Toute personne révolutionnaire et même
réformiste, c’est-à-dire toute conscience critique de la réalité sociale
existante et déterminée à la transformer pour permettre l’émancipation des
exclu.es, des classes dominées et des peuples opprimés, bref la libération de
tout groupe subalterne vivant sous l’emprise de hiérarchies de toutes sortes
(discrimination, exploitation, colonisation), doit nécessairement lier la
critique économico-sociale à un projet politique par la médiation d’une perspective
historique fine, c’est-à-dire une analyse des situations et des rapports de
forces, qui articule à son tour le mouvement général de la structure à la
dynamique torrentielle de la conjoncture. C’est ce qu’on appelle « penser
politiquement », en mettant la théorie à la hauteur de la richesse du
réel, afin de faire surgir le possible du sensible, l’idéal du concret. La
pensée politique ne peut faire l’économie ni de la rigueur conceptuelle, ni de
l’observation attentive de l’expérience vécue.

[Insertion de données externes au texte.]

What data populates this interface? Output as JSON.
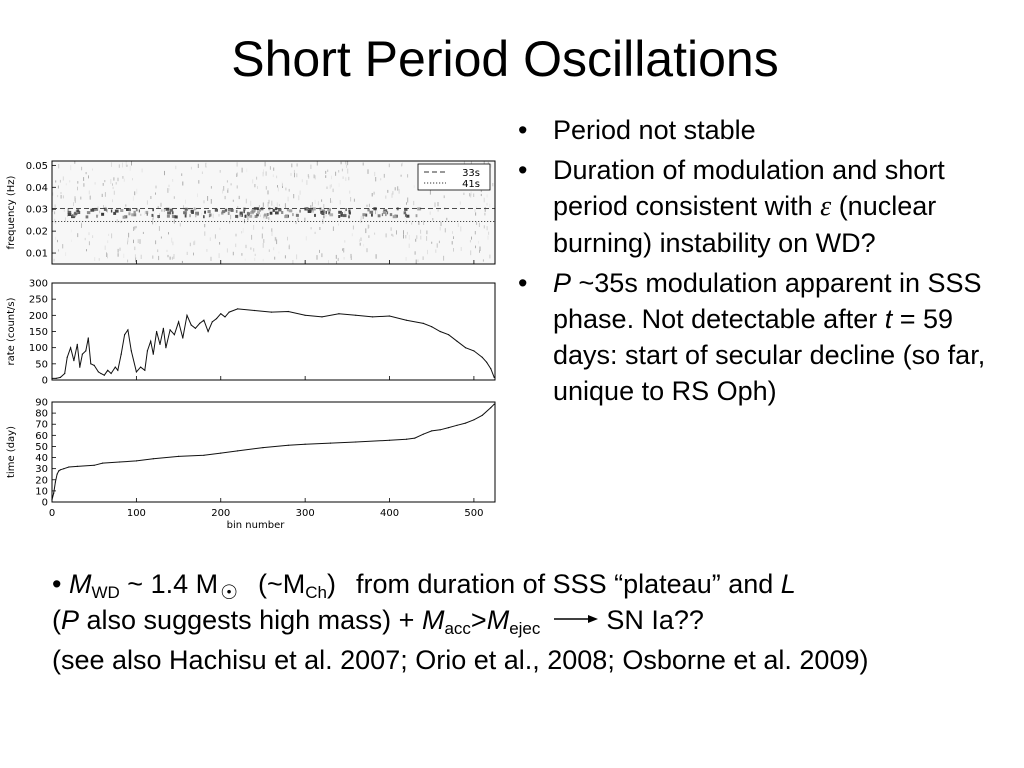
{
  "slide": {
    "title": "Short Period Oscillations"
  },
  "bullets": {
    "b1": "Period not stable",
    "b2_before": "Duration of modulation and short period consistent with ",
    "b2_symbol": "ε",
    "b2_after": " (nuclear burning) instability on WD?",
    "b3_var_p": "P",
    "b3_mid": " ~35s modulation apparent in SSS phase. Not detectable after ",
    "b3_var_t": "t",
    "b3_after": " = 59 days: start of secular decline (so far, unique to RS Oph)"
  },
  "bottom": {
    "bullet": "•",
    "m": "M",
    "wd": "WD",
    "approx_mass": " ~ 1.4 M",
    "sun_symbol": "☉",
    "paren_open": "(~M",
    "ch": "Ch",
    "paren_close": ")",
    "from_text": "from duration of SSS “plateau” and ",
    "l": "L",
    "line2_open": "(",
    "p": "P",
    "line2_mid": " also suggests high mass) + ",
    "m2": "M",
    "acc": "acc",
    "gt": ">",
    "m3": "M",
    "ejec": "ejec",
    "snia": "SN Ia??",
    "refs": "(see also Hachisu et al. 2007; Orio et al., 2008; Osborne et al. 2009)"
  },
  "chart_data": [
    {
      "type": "heatmap",
      "ylabel": "frequency (Hz)",
      "xlim": [
        0,
        525
      ],
      "ylim": [
        0.005,
        0.052
      ],
      "yticks": [
        "0.01",
        "0.02",
        "0.03",
        "0.04",
        "0.05"
      ],
      "ytick_values": [
        0.01,
        0.02,
        0.03,
        0.04,
        0.05
      ],
      "legend": {
        "position": "top-right",
        "entries": [
          "33s",
          "41s"
        ]
      },
      "reference_lines": [
        {
          "name": "33s",
          "value": 0.0303,
          "style": "dashed"
        },
        {
          "name": "41s",
          "value": 0.0244,
          "style": "dotted"
        }
      ],
      "signal_band": {
        "x_range": [
          15,
          440
        ],
        "freq_range": [
          0.027,
          0.031
        ]
      }
    },
    {
      "type": "line",
      "ylabel": "rate (count/s)",
      "xlim": [
        0,
        525
      ],
      "ylim": [
        0,
        300
      ],
      "yticks": [
        "0",
        "50",
        "100",
        "150",
        "200",
        "250",
        "300"
      ],
      "ytick_values": [
        0,
        50,
        100,
        150,
        200,
        250,
        300
      ],
      "x": [
        0,
        5,
        10,
        15,
        18,
        22,
        26,
        30,
        33,
        36,
        40,
        43,
        46,
        50,
        55,
        58,
        62,
        66,
        70,
        75,
        78,
        82,
        86,
        90,
        94,
        100,
        105,
        110,
        113,
        117,
        120,
        124,
        128,
        132,
        135,
        140,
        145,
        150,
        155,
        160,
        165,
        170,
        175,
        180,
        185,
        190,
        195,
        200,
        205,
        210,
        220,
        240,
        260,
        280,
        300,
        320,
        340,
        360,
        380,
        400,
        420,
        440,
        450,
        460,
        470,
        480,
        490,
        500,
        510,
        515,
        520,
        524
      ],
      "y": [
        5,
        5,
        8,
        20,
        70,
        100,
        60,
        110,
        40,
        80,
        90,
        130,
        50,
        45,
        25,
        20,
        15,
        30,
        20,
        40,
        30,
        80,
        140,
        155,
        90,
        25,
        40,
        30,
        90,
        120,
        80,
        150,
        110,
        160,
        100,
        155,
        140,
        180,
        130,
        200,
        170,
        160,
        175,
        185,
        150,
        180,
        190,
        205,
        195,
        210,
        220,
        215,
        210,
        212,
        200,
        195,
        205,
        200,
        195,
        198,
        185,
        175,
        165,
        150,
        140,
        120,
        100,
        90,
        70,
        55,
        35,
        8
      ]
    },
    {
      "type": "line",
      "ylabel": "time (day)",
      "xlabel": "bin number",
      "xlim": [
        0,
        525
      ],
      "ylim": [
        0,
        90
      ],
      "xticks": [
        "0",
        "100",
        "200",
        "300",
        "400",
        "500"
      ],
      "xtick_values": [
        0,
        100,
        200,
        300,
        400,
        500
      ],
      "yticks": [
        "0",
        "10",
        "20",
        "30",
        "40",
        "50",
        "60",
        "70",
        "80",
        "90"
      ],
      "ytick_values": [
        0,
        10,
        20,
        30,
        40,
        50,
        60,
        70,
        80,
        90
      ],
      "x": [
        0,
        2,
        4,
        6,
        8,
        10,
        14,
        20,
        30,
        50,
        60,
        80,
        100,
        120,
        150,
        180,
        200,
        220,
        250,
        280,
        300,
        330,
        360,
        400,
        420,
        430,
        440,
        450,
        460,
        470,
        480,
        490,
        500,
        510,
        520,
        524
      ],
      "y": [
        2,
        8,
        18,
        25,
        28,
        29,
        30,
        31.5,
        32,
        33,
        35,
        36,
        37,
        39,
        41,
        42,
        44,
        46,
        49,
        51,
        52,
        53,
        54,
        55.5,
        56.5,
        57.5,
        61,
        64,
        65,
        67,
        69,
        71,
        74,
        78,
        85,
        88
      ]
    }
  ]
}
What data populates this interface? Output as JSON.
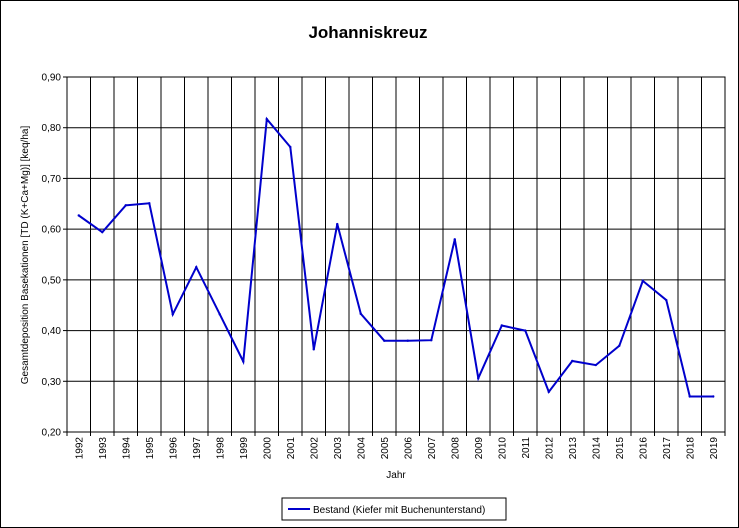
{
  "chart_data": {
    "type": "line",
    "title": "Johanniskreuz",
    "xlabel": "Jahr",
    "ylabel": "Gesamtdeposition Basekationen [TD (K+Ca+Mg)] [keq/ha]",
    "categories": [
      "1992",
      "1993",
      "1994",
      "1995",
      "1996",
      "1997",
      "1998",
      "1999",
      "2000",
      "2001",
      "2002",
      "2003",
      "2004",
      "2005",
      "2006",
      "2007",
      "2008",
      "2009",
      "2010",
      "2011",
      "2012",
      "2013",
      "2014",
      "2015",
      "2016",
      "2017",
      "2018",
      "2019"
    ],
    "series": [
      {
        "name": "Bestand (Kiefer mit Buchenunterstand)",
        "color": "#0000cc",
        "values": [
          0.627,
          0.594,
          0.647,
          0.651,
          0.432,
          0.525,
          0.432,
          0.339,
          0.817,
          0.762,
          0.363,
          0.61,
          0.433,
          0.38,
          0.38,
          0.381,
          0.58,
          0.306,
          0.41,
          0.4,
          0.279,
          0.34,
          0.332,
          0.37,
          0.498,
          0.46,
          0.27,
          0.27
        ]
      }
    ],
    "ylim": [
      0.2,
      0.9
    ],
    "yticks": [
      "0,20",
      "0,30",
      "0,40",
      "0,50",
      "0,60",
      "0,70",
      "0,80",
      "0,90"
    ],
    "grid": true,
    "legend_position": "bottom-center"
  }
}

Déterminer à l’avance l’issue des débats et
des luttes par la vérité d’une doctrine, la nécessité historique ou un réalisme
de pacotille constitue une escroquerie ; ce n’est qu’à travers l’activité
collective réfléchissante, la pratique sociale prenant conscience d’elle-même
dans son mouvement, que la contingence farouche des événements pourra être
maîtrisée, toujours partiellement, par l’effort d’une volonté en quête de
liberté. C’est l’éternelle tension entre la fortuna
et la virtù de Machiavel, la
conjoncture et l’action politique, le processus sociohistorique et la lutte
pour l’hégémonie visant à le diriger. Tout cela n’est autre chose que la danse
de la guerre de mouvement et la guerre de position, qui prend la sphère
économique, la société civile et l’État à bras-le-corps. C’est la dialectique
de la théorie et la pratique politique, la pensée critique et l’action
transformatrice. Philosophes et organisateurs politiques qui ne font
qu’un : Luxemburg, Gramsci et Bensaïd, sentinelles d’une lutte spirituelle
et matérielle.
(Partie 1 de 2)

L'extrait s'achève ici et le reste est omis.